I was all set to blog about my date last night with my youngest son, Levi. I had considered blogging about the historic day at the Supreme Court yesterday, but ultimately determined I didn't really have anything particularly earth-shattering to say on the subject. That was before I came home last night and realized that the national discussion going on right now about gay marriage had unexpectedly become very personal.
After a very entertaining discussion with my eight-year-old son - while eating a burger and fries at Crown Burger, the effects of which lingered long after I had eaten both my fries and those of my son, as well as a double cheeseburger - in which I "learned" some interesting "facts" about stomachs (such as this one: "Our stomachs expand with the food we eat until they pop - that's when we know we're full - then it takes all night for them to grow back to normal, usually until 8:00 a.m.")

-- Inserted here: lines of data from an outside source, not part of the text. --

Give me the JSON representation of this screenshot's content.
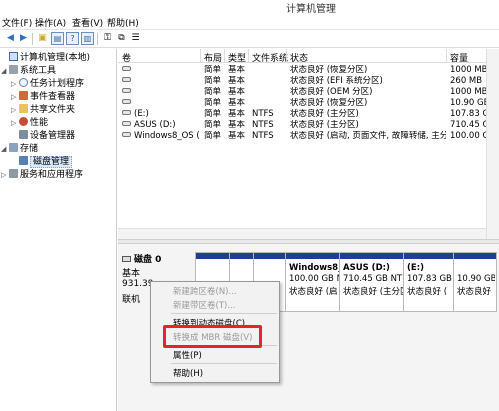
{
  "window": {
    "title": "计算机管理"
  },
  "menu": [
    {
      "label": "文件(F)"
    },
    {
      "label": "操作(A)"
    },
    {
      "label": "查看(V)"
    },
    {
      "label": "帮助(H)"
    }
  ],
  "toolbar": [
    {
      "icon": "back-arrow-icon",
      "glyph": "◀"
    },
    {
      "icon": "forward-arrow-icon",
      "glyph": "▶"
    },
    {
      "icon": "folder-up-icon",
      "glyph": "▣"
    },
    {
      "icon": "properties-icon",
      "glyph": "▤"
    },
    {
      "icon": "help-icon",
      "glyph": "?"
    },
    {
      "icon": "panel-icon",
      "glyph": "▥"
    },
    {
      "icon": "connect-icon",
      "glyph": "⚿"
    },
    {
      "icon": "export-icon",
      "glyph": "⧉"
    },
    {
      "icon": "list-icon",
      "glyph": "☰"
    }
  ],
  "tree": [
    {
      "label": "计算机管理(本地)",
      "icon": "computer-icon",
      "level": 0,
      "expander": ""
    },
    {
      "label": "系统工具",
      "icon": "tools-icon",
      "level": 1,
      "expander": "◢"
    },
    {
      "label": "任务计划程序",
      "icon": "clock-icon",
      "level": 2,
      "expander": "▷"
    },
    {
      "label": "事件查看器",
      "icon": "event-viewer-icon",
      "level": 2,
      "expander": "▷"
    },
    {
      "label": "共享文件夹",
      "icon": "shared-folder-icon",
      "level": 2,
      "expander": "▷"
    },
    {
      "label": "性能",
      "icon": "performance-icon",
      "level": 2,
      "expander": "▷"
    },
    {
      "label": "设备管理器",
      "icon": "device-manager-icon",
      "level": 2,
      "expander": ""
    },
    {
      "label": "存储",
      "icon": "storage-icon",
      "level": 1,
      "expander": "◢"
    },
    {
      "label": "磁盘管理",
      "icon": "disk-management-icon",
      "level": 2,
      "expander": "",
      "selected": true
    },
    {
      "label": "服务和应用程序",
      "icon": "services-icon",
      "level": 1,
      "expander": "▷"
    }
  ],
  "volumes": {
    "columns": [
      "卷",
      "布局",
      "类型",
      "文件系统",
      "状态",
      "容量"
    ],
    "rows": [
      {
        "name": "",
        "layout": "简单",
        "type": "基本",
        "fs": "",
        "status": "状态良好 (恢复分区)",
        "capacity": "1000 MB"
      },
      {
        "name": "",
        "layout": "简单",
        "type": "基本",
        "fs": "",
        "status": "状态良好 (EFI 系统分区)",
        "capacity": "260 MB"
      },
      {
        "name": "",
        "layout": "简单",
        "type": "基本",
        "fs": "",
        "status": "状态良好 (OEM 分区)",
        "capacity": "1000 MB"
      },
      {
        "name": "",
        "layout": "简单",
        "type": "基本",
        "fs": "",
        "status": "状态良好 (恢复分区)",
        "capacity": "10.90 GB"
      },
      {
        "name": "(E:)",
        "layout": "简单",
        "type": "基本",
        "fs": "NTFS",
        "status": "状态良好 (主分区)",
        "capacity": "107.83 GB"
      },
      {
        "name": "ASUS (D:)",
        "layout": "简单",
        "type": "基本",
        "fs": "NTFS",
        "status": "状态良好 (主分区)",
        "capacity": "710.45 GB"
      },
      {
        "name": "Windows8_OS (C:)",
        "layout": "简单",
        "type": "基本",
        "fs": "NTFS",
        "status": "状态良好 (启动, 页面文件, 故障转储, 主分区)",
        "capacity": "100.00 GB"
      }
    ]
  },
  "disk": {
    "name": "磁盘 0",
    "type": "基本",
    "size": "931.39",
    "state": "联机",
    "partitions": [
      {
        "title": "",
        "size": "",
        "status": ""
      },
      {
        "title": "",
        "size": "",
        "status": ""
      },
      {
        "title": "",
        "size": "",
        "status": ""
      },
      {
        "title": "Windows8_",
        "size": "100.00 GB N",
        "status": "状态良好 (启"
      },
      {
        "title": "ASUS  (D:)",
        "size": "710.45 GB NTFS",
        "status": "状态良好 (主分区)"
      },
      {
        "title": "(E:)",
        "size": "107.83 GB",
        "status": "状态良好 ("
      },
      {
        "title": "",
        "size": "10.90 GB",
        "status": "状态良好"
      }
    ]
  },
  "context_menu": [
    {
      "label": "新建跨区卷(N)...",
      "disabled": true
    },
    {
      "label": "新建带区卷(T)...",
      "disabled": true
    },
    {
      "label": "转换到动态磁盘(C)...",
      "disabled": false
    },
    {
      "label": "转换成 MBR 磁盘(V)",
      "disabled": true
    },
    {
      "label": "属性(P)",
      "disabled": false
    },
    {
      "label": "帮助(H)",
      "disabled": false
    }
  ],
  "colors": {
    "partition_band": "#1f3f8f",
    "highlight": "#e0262a",
    "selection": "#d9e9fb"
  }
}
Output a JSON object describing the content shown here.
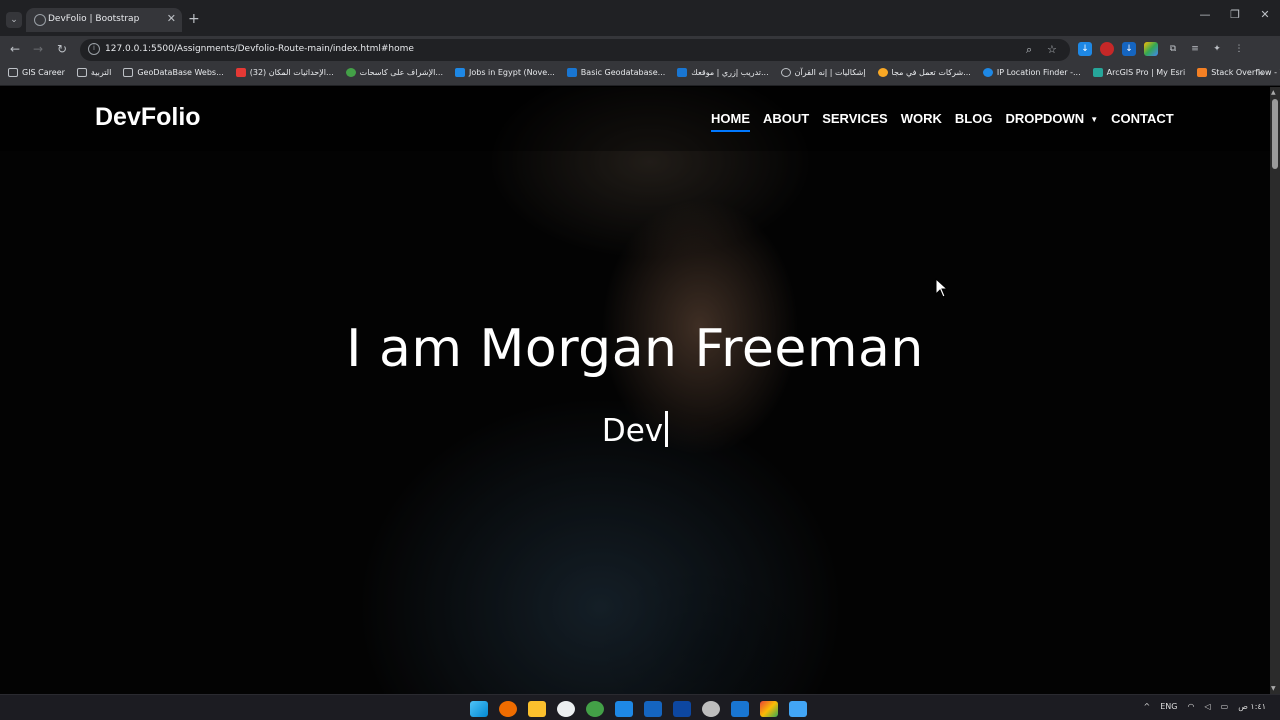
{
  "browser": {
    "tab_title": "DevFolio | Bootstrap",
    "url": "127.0.0.1:5500/Assignments/Devfolio-Route-main/index.html#home",
    "bookmarks": [
      "GIS Career",
      "التربية",
      "GeoDataBase Webs...",
      "(32) الإحداثيات المكان...",
      "الإشراف على كاسحات...",
      "Jobs in Egypt (Nove...",
      "Basic Geodatabase...",
      "تدريب إزري | موقعك...",
      "إشكاليات | إنه القرآن",
      "شركات تعمل في مجا...",
      "IP Location Finder -...",
      "ArcGIS Pro | My Esri",
      "Stack Overflow - W..."
    ]
  },
  "site": {
    "brand": "DevFolio",
    "menu": [
      "HOME",
      "ABOUT",
      "SERVICES",
      "WORK",
      "BLOG",
      "DROPDOWN",
      "CONTACT"
    ],
    "active_item": "HOME"
  },
  "hero": {
    "title": "I am Morgan Freeman",
    "typed": "Dev"
  },
  "taskbar": {
    "language": "ENG",
    "clock": "١:٤١ ص"
  },
  "colors": {
    "accent": "#0078ff",
    "chrome_dark": "#202124",
    "chrome_toolbar": "#35363a"
  }
}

I came home, sat down at the computer and read what my eldest son, Adam, had just posted to his Facebook page. He's been teaching English in Kiev, Ukraine the past few months and is currently on a trip with his fellow teachers through eastern Europe. From Prague, he wrote the following:
"All the anti-gay marriage sentiment I see seems to be based on semantics... Gays aren't asking to be married in religious ceremonies in places sacred to those of said religion. Merely to be allowed the right to a union in the eyes of the law. Arguments made in the name of marriage being sacred are religious, and, in my humble opinion, should be left in the realms of religion. This, as it stands, is a secular and therefore separate issue."
I was proud of my son for having posted this, but I was even more proud to see that he had changed his profile picture (above) and that two of my other children had "liked" what he had written. What a precious, priceless gift it is to me to have the love and support of my children!
Like many others across the country, my children's views of homosexuality have changed because they now know that someone they love is gay. Except in the case of dyed in the wool bigots, I think most people would be hard pressed to maintain their prejudice against members of the LGBT community once they learn that someone they care about is a member of that community.
This phenomenon is as true in the Mormon community as it is in the general American population. Yet, there is so much more education that needs to take place, so many more hearts that need to be touched, such as that of the young man who wrote the following comment in response to Adam's status:
"I respectfully understand where you're coming from, but wasn't our great nation based on religious freedom and founded on religious principles. And if we want religious protection(from God), wouldn't you assume we should respect and protect His laws that He established and allowed us to follow? Also, this can't just be a secular ordeal, it will undoubtedly spill over to religious areas of our country because what will likely happen is religions declaring love and tolerance feeling pressured to change their doctrine based on congregation attendance and societal influence. Some religions will obviously not change their doctrine, but the "disapproval" that will be raise against religions who refuse to marry based on spiritual beliefs will then be "breaking a law" by denying a homosexual union or will be required to marry those of homosexual behaviors, even if they do not happen within a religion's sacred structure."
There is SO much that could be said and written about this comment, which is why I particularly loved my son's simple response: "I understand what you're saying ... but also feel that a religion, if its true, will never need to bend to societal whims, and also to some extent, vice versa."
I am convinced that most fair-minded Mormons, when called upon to reconcile the love that they have for a gay son, daughter, father, mother, sister, brother or dear friend with beliefs such as those expressed in the above comment will (often after a painful but purgative struggle) allow the truth of their love to trump the "truth" of their doctrines (or, at the very least, refuse to allow doctrine to trump love).
Meantime, I'll close this with another one of Adam's responses to comments he received on his status (needless to say, I am one incredibly proud father):
"I love to see everyone's opinions on this, as in my mind, expressing one's opinion on an issue in a respectful manner is a sign of a respectful human being. Though our opinions may differ, let us all love and respect one another as we are all deserving of such. Though my opinion lies firmly entrenched in what I have already expressed, I encourage people to continue sharing their own as long as the manner in which they express it remains loving of their fellow man."
Not to be outdone by his older brother, my teenage son also changed his profile picture this morning. I am one humbly proud and grateful father.